COLUMBUS, Ohio — The Ohio Board of Pharmacy, which oversees Ohio’s Medical Marijuana Dispensaries, is getting ready to expand the number of dispensaries in Ohio.
Ohio Board of Pharmacy Executive Director Steven Schierholt told the Board he’s recommending they begin a Request for Application process that would add 73 new Medical Marijuana dispensaries to the existing 57 that are approved in Ohio. That would cap the state’s dispensaries at 130.
The new allocation method would attempt to make sure there would be about 1,200 registered patients per dispensary in each dispensary district of the state. There would be more dispensaries per capital in Ohio than there would be in neighboring Pennsylvania.

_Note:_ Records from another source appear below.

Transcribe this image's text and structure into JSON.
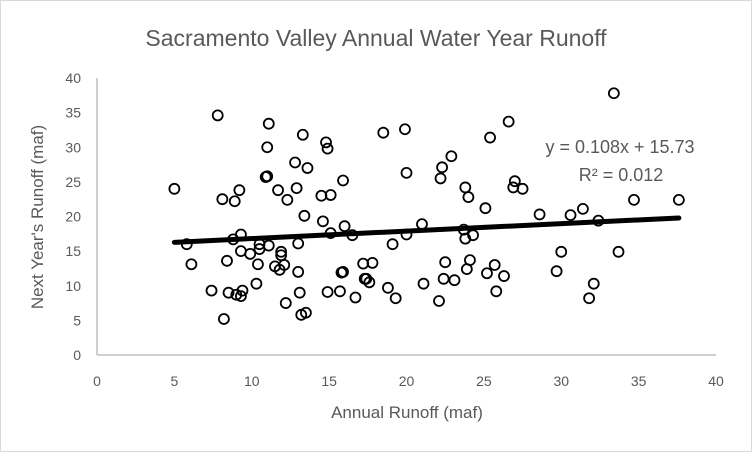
{
  "chart_data": {
    "type": "scatter",
    "title": "Sacramento Valley Annual Water Year Runoff",
    "xlabel": "Annual Runoff (maf)",
    "ylabel": "Next Year's Runoff (maf)",
    "xlim": [
      0,
      40
    ],
    "ylim": [
      0,
      40
    ],
    "xticks": [
      0,
      5,
      10,
      15,
      20,
      25,
      30,
      35,
      40
    ],
    "yticks": [
      0,
      5,
      10,
      15,
      20,
      25,
      30,
      35,
      40
    ],
    "grid": false,
    "marker": "open-circle",
    "marker_color": "#000000",
    "points": [
      [
        5.0,
        24.0
      ],
      [
        5.8,
        16.0
      ],
      [
        6.1,
        13.1
      ],
      [
        7.4,
        9.3
      ],
      [
        7.8,
        34.6
      ],
      [
        8.1,
        22.5
      ],
      [
        8.2,
        5.2
      ],
      [
        8.4,
        13.6
      ],
      [
        8.5,
        9.0
      ],
      [
        8.8,
        16.7
      ],
      [
        8.9,
        22.2
      ],
      [
        9.0,
        8.7
      ],
      [
        9.2,
        23.8
      ],
      [
        9.3,
        17.4
      ],
      [
        9.3,
        15.0
      ],
      [
        9.3,
        8.5
      ],
      [
        9.4,
        9.3
      ],
      [
        9.9,
        14.6
      ],
      [
        10.3,
        10.3
      ],
      [
        10.4,
        13.1
      ],
      [
        10.5,
        15.3
      ],
      [
        10.5,
        16.0
      ],
      [
        10.9,
        25.7
      ],
      [
        11.0,
        25.8
      ],
      [
        11.0,
        30.0
      ],
      [
        11.1,
        33.4
      ],
      [
        11.1,
        15.8
      ],
      [
        11.5,
        12.8
      ],
      [
        11.7,
        23.8
      ],
      [
        11.8,
        12.3
      ],
      [
        11.9,
        14.9
      ],
      [
        11.9,
        14.4
      ],
      [
        12.1,
        13.0
      ],
      [
        12.2,
        7.5
      ],
      [
        12.3,
        22.4
      ],
      [
        12.8,
        27.8
      ],
      [
        12.9,
        24.1
      ],
      [
        13.0,
        16.1
      ],
      [
        13.0,
        12.0
      ],
      [
        13.1,
        9.0
      ],
      [
        13.2,
        5.8
      ],
      [
        13.3,
        31.8
      ],
      [
        13.4,
        20.1
      ],
      [
        13.5,
        6.1
      ],
      [
        13.6,
        27.0
      ],
      [
        14.5,
        23.0
      ],
      [
        14.6,
        19.3
      ],
      [
        14.8,
        30.7
      ],
      [
        14.9,
        9.1
      ],
      [
        14.9,
        29.8
      ],
      [
        15.1,
        17.6
      ],
      [
        15.1,
        23.1
      ],
      [
        15.7,
        9.2
      ],
      [
        15.8,
        11.9
      ],
      [
        15.9,
        12.0
      ],
      [
        15.9,
        25.2
      ],
      [
        16.0,
        18.6
      ],
      [
        16.5,
        17.3
      ],
      [
        16.7,
        8.3
      ],
      [
        17.2,
        13.2
      ],
      [
        17.3,
        11.0
      ],
      [
        17.4,
        11.0
      ],
      [
        17.6,
        10.5
      ],
      [
        17.8,
        13.3
      ],
      [
        18.5,
        32.1
      ],
      [
        18.8,
        9.7
      ],
      [
        19.1,
        16.0
      ],
      [
        19.3,
        8.2
      ],
      [
        19.9,
        32.6
      ],
      [
        20.0,
        26.3
      ],
      [
        20.0,
        17.4
      ],
      [
        21.0,
        18.9
      ],
      [
        21.1,
        10.3
      ],
      [
        22.1,
        7.8
      ],
      [
        22.2,
        25.5
      ],
      [
        22.3,
        27.1
      ],
      [
        22.4,
        11.0
      ],
      [
        22.5,
        13.4
      ],
      [
        22.9,
        28.7
      ],
      [
        23.1,
        10.8
      ],
      [
        23.7,
        18.1
      ],
      [
        23.8,
        16.8
      ],
      [
        23.8,
        24.2
      ],
      [
        23.9,
        12.4
      ],
      [
        24.0,
        22.8
      ],
      [
        24.1,
        13.7
      ],
      [
        24.3,
        17.3
      ],
      [
        25.1,
        21.2
      ],
      [
        25.2,
        11.8
      ],
      [
        25.4,
        31.4
      ],
      [
        25.7,
        13.0
      ],
      [
        25.8,
        9.2
      ],
      [
        26.3,
        11.4
      ],
      [
        26.6,
        33.7
      ],
      [
        26.9,
        24.2
      ],
      [
        27.0,
        25.1
      ],
      [
        27.5,
        24.0
      ],
      [
        28.6,
        20.3
      ],
      [
        29.7,
        12.1
      ],
      [
        30.0,
        14.9
      ],
      [
        30.6,
        20.2
      ],
      [
        31.4,
        21.1
      ],
      [
        31.8,
        8.2
      ],
      [
        32.1,
        10.3
      ],
      [
        32.4,
        19.4
      ],
      [
        33.4,
        37.8
      ],
      [
        33.7,
        14.9
      ],
      [
        34.7,
        22.4
      ],
      [
        37.6,
        22.4
      ]
    ],
    "trendline": {
      "type": "linear",
      "slope": 0.108,
      "intercept": 15.73,
      "x_range": [
        5.0,
        37.6
      ],
      "color": "#000000",
      "equation_label": "y = 0.108x + 15.73",
      "r2_label": "R² = 0.012"
    }
  }
}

The goal is to finalize rule changes in the next few months so that the application process can start over the summer.
Dispensaries right now
Right now, Ohio has 57 provisional licenses, meaning those locations have been approved to run dispensaries. Fifty-two of the 57 provisional licenses have Certificates of Operation, allowing them to open for business and sell medical marijuana to Ohio patients.
Since the program launched, critics complained that 57 dispensaries were not enough for the full state of Ohio. By comparison, Pennsylvania has a similar population to Ohio but has already opened roughly double the number of dispensaries and will allow up to 150 dispensaries.
Frantz Ward Partner Tom Haren represents companies working in Ohio’s Medical Marijuana program.
“There’s a reason that we had a perception that we didn’t have enough access and that [medical marijuana] is too expensive and it’s because it’s true,” said Haren.
Surveys of Ohio’s Medical Marijuana patients show that roughly 17% of patients have a dispensary within 10 miles of their home, 66% have a dispensary between 10 and 30 miles, and the remaining patients say they have to travel more than 30 miles to get to a dispensary.
Haren said more dispensaries will cut down on travel time for patients who depend on Medical Marijuana to treat one of the state’s more than 20 qualifying conditions.
Laura DeAngelis is a Medical Marijuana Patient in Ohio with fibromyalgia.
“I used to spend a lot of time in bed,” said DeAngelis. “I would be bedridden and not able to move. Stiff joints, stiff muscles.”
For the last two years, she’s used edibles and vape pens to treat those conditions better than more traditional treatments she tried before.
“I feel more like a human being instead of this lump that lays on the bed all day,” said DeAngelis.
But, she doesn’t drive alone, lives in Ashtabula and said the closest Medical Marijuana Dispensary is in Painesville—about 30-40 minutes away.
“I would love to have [dispensaries] a lot closer to home,” said DeAngelis. “Sometimes I have to switch brands, sometimes they don’t have the stuff that I usually use in stock.”
The Ohio Medical Marijuana Control Program was created by House Bill 523 in 2016 and the first medical marijuana sales happened in January 2019. On the first day of medical marijuana sales, only four dispensaries were approved to sell to patients.